E diventa decisivo il rapporto con gli “emigrati” extraterrestri, i venegiani, esseri ambigui e apparentemente asettici, con i quali sembrerebbero esistere, anche da parte del tollerante Nat, solo “normali” problemi di integrazione.
Il finale apre l’orizzonte della storia. La salvezza di Nat diventa, nell’incredulità dello stesso protagonista, il mezzo per una salvezza più generale e il racconto si trasforma in un apologo agrodolce sulle degenerazioni della società umana e sull’importanza della fratellanza universale.
Il tutto senza perdere ritmo e mantenendo il brio che le conferisce il tono scanzonato della voce narrante, Nat appunto, la cui genuinità e generosità ( complice anche un inevitabile risvolto “rosa”) ne fanno un eroe, o forse antieroe, improbabile ma all’altezza.
Per parlare del secondo romanzo, “Mens” , bisogna partire dalla sua classificazione nell’ambito della fantascienza.
Sulla copertina sta scritto “cyberpunk” e, a rigore, non ci sarebbe niente da dire: il protagonista è un cyborg, per giunta nella forma estrema, ovvero cervello umano impiantato in una macchina d’aspetto umanoide.
Ma basta addentrarsi nei primi capitoli per capire che si tratta di fantascienza classica, filone robotica. Il protagonista è tutti gli effetti un robot di ascendenza asimooviana. Con una precisazione : le macchine simil-umane dell’autore statunitense non hanno nulla di biologico, tantomeno il cervello (“positronico”per la cronaca, qualunque cosa voglia dire ).
Il grande Isaac è a tal punto consapevole della natura aliena delle sue creature da doversi inventare le tre leggi, infuse nel cervello “positronico”, che impediscono ai robot (Frankestrein docet!) di ribellarsi agli uomini.
Il robot ( chiamiamolo così senza remore!) di Mens è privo di condizionamenti salva-uomini perché, appunto, il suo cervello è umano.
Qualcuno potrebbe dire che proprio per questo inculcargli le tre leggi sarebbe stata un’utile precauzione, ma per fortuna è una persona (o cos’altro diavolo) seria e consapevole, piena di scrupoli e dubbi sulla sua integrazione con gli uomini “biologici”, o se più vi piace, “biomeccanici”.

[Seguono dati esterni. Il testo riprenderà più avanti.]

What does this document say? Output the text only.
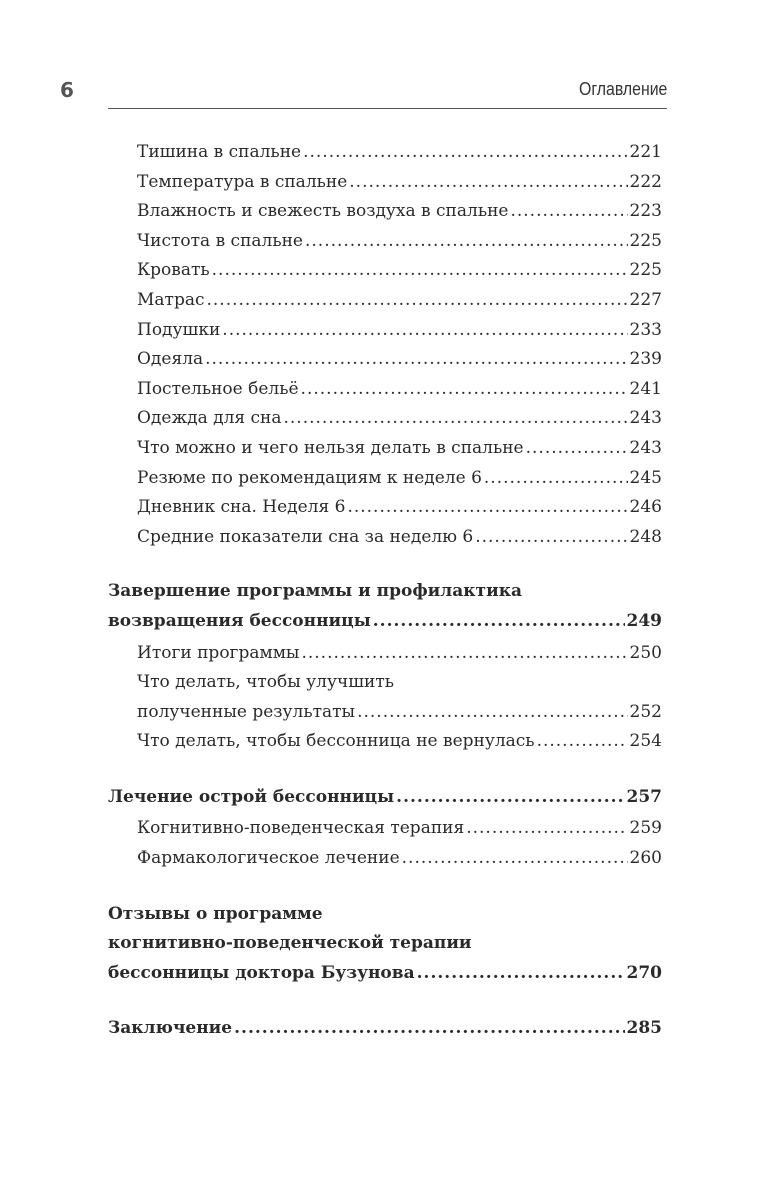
6	Оглавление
Тишина в спальне .....	221
Температура в спальне .....	222
Влажность и свежесть воздуха в спальне .....	223
Чистота в спальне .....	225
Кровать .....	225
Матрас .....	227
Подушки .....	233
Одеяла .....	239
Постельное бельё .....	241
Одежда для сна .....	243
Что можно и чего нельзя делать в спальне .....	243
Резюме по рекомендациям к неделе 6 .....	245
Дневник сна. Неделя 6 .....	246
Средние показатели сна за неделю 6 .....	248
Завершение программы и профилактика
возвращения бессонницы .....	249
Итоги программы .....	250
Что делать, чтобы улучшить
полученные результаты .....	252
Что делать, чтобы бессонница не вернулась .....	254
Лечение острой бессонницы .....	257
Когнитивно-поведенческая терапия .....	259
Фармакологическое лечение .....	260
Отзывы о программе
когнитивно-поведенческой терапии
бессонницы доктора Бузунова .....	270
Заключение .....	285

Uno dei pregi del libro è sfumare i confini tra pensiero ( che hanno tutti, compreso l’eroe robotico) e azione, sia attraverso il “corpo” (poco importa se fatto di ferraglia o tessuti a base di carbonio) sia attraverso (ahiahi…) la tecnologia.
A questa sì, se si potesse, bisognerebbe infondere le tre leggi, per togliere a qualcuno l’ uzzolo di scaricare bombe atomiche…
Aspettatevi, nel leggere il libro, di ritrovare molto dei buoni vecchi amici robot asimooviani che, alla fin fine, erano varianti avanzate dell’uomo, anche se il robot di Mens la superiore saggezza di quelli asimooviani non ce l’ha. È uno di noi costretto a fare i conti con un prolungamento esteriore di sé ingombrante e di problematica utilizzazione.
Attraverso le peripezie di un viaggio spaziale finalizzato a scoprire la misteriosa sorte di un insediamento umano non terrestre, il nostro amico robot dovrà imparare a diventare se stesso, appropriandosi fino in fondo del “misto” mente- macchina che volente o nolente è diventato.
Pensatelo come una specie di Pinocchio, che attraversa le avventure di una movimentata favola per scoprire se rimarrà un burattino o riuscirà a diventare qualcosa di meno improbabile e imperfetto.
Memorabili i passaggi in cui si descrivono i presupposti fisico-dinamici della deambulazione da parte di chi ( anche i bambini, se ci pensate!) prova per la prima volta a camminare.